Monday, April 19, 2010

Media Nudity Received Differently Depending on Race?

In an age when music videos get crazier and crazier (see: Lady Gaga’s Telephone if you have any doubts), it would seem that a little nudity is no big deal. But, when the artist Erykah Badu walked naked down the street in Dallas, Texas while filming a music video, the country went up-in-arms. At first, Dallas officials said that they would be unable to press charges unless a witness of the event came forward to complain; of course, shortly after stating that someone came forward.

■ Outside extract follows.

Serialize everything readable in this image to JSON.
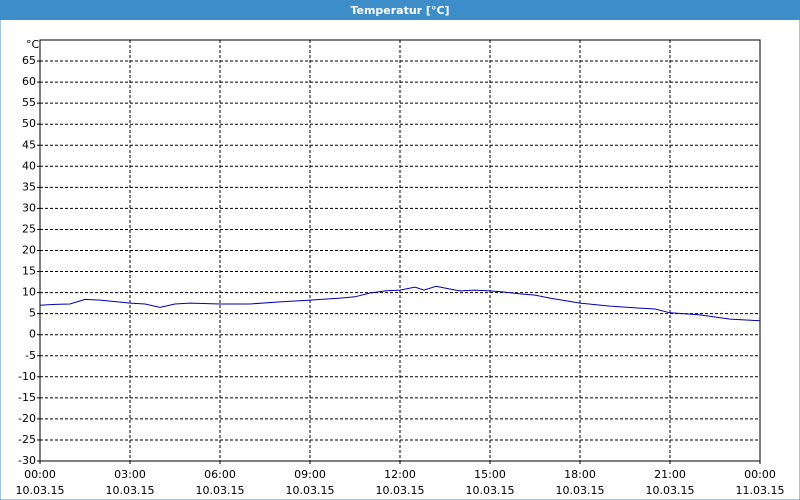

The question remaining is what the real controversy is over: a woman walking naked down a Dallas street, or a black woman walking naked down a Dallas street. After all, Badu paid homage to Matt and Kim at the beginning of the video, clearly referencing their similar naked parade (see video below). Granted, Matt and Kim did go through the process of getting the proper permits for the act, which Badu neglected; yet, it is still interesting to see how the videos were received.

Both videos had children on scene witnessing the event, though. Badu was criticized for being naked in front of children. This criticism went so far that Dallas police used the fact that “[Badu] disrobed in a public place without regard to individuals and small children who were close by” to charge her with disorderly conduct. Matt and Kim avoided any and all fines, even though their escapade was witnessed by far more people, including “small children.”
There has been so much outrage surrounding the event that people from across the country were calling into “express their concern.”

Why is it that two white individuals can walk through time square with hundreds of people witnessing the event and there is not so much as a mention of the event (at least I never heard about it, I could be wrong), while one black woman walking the streets of Dallas can face criminal charges, national publicity, international publicity, and be criticized profusely?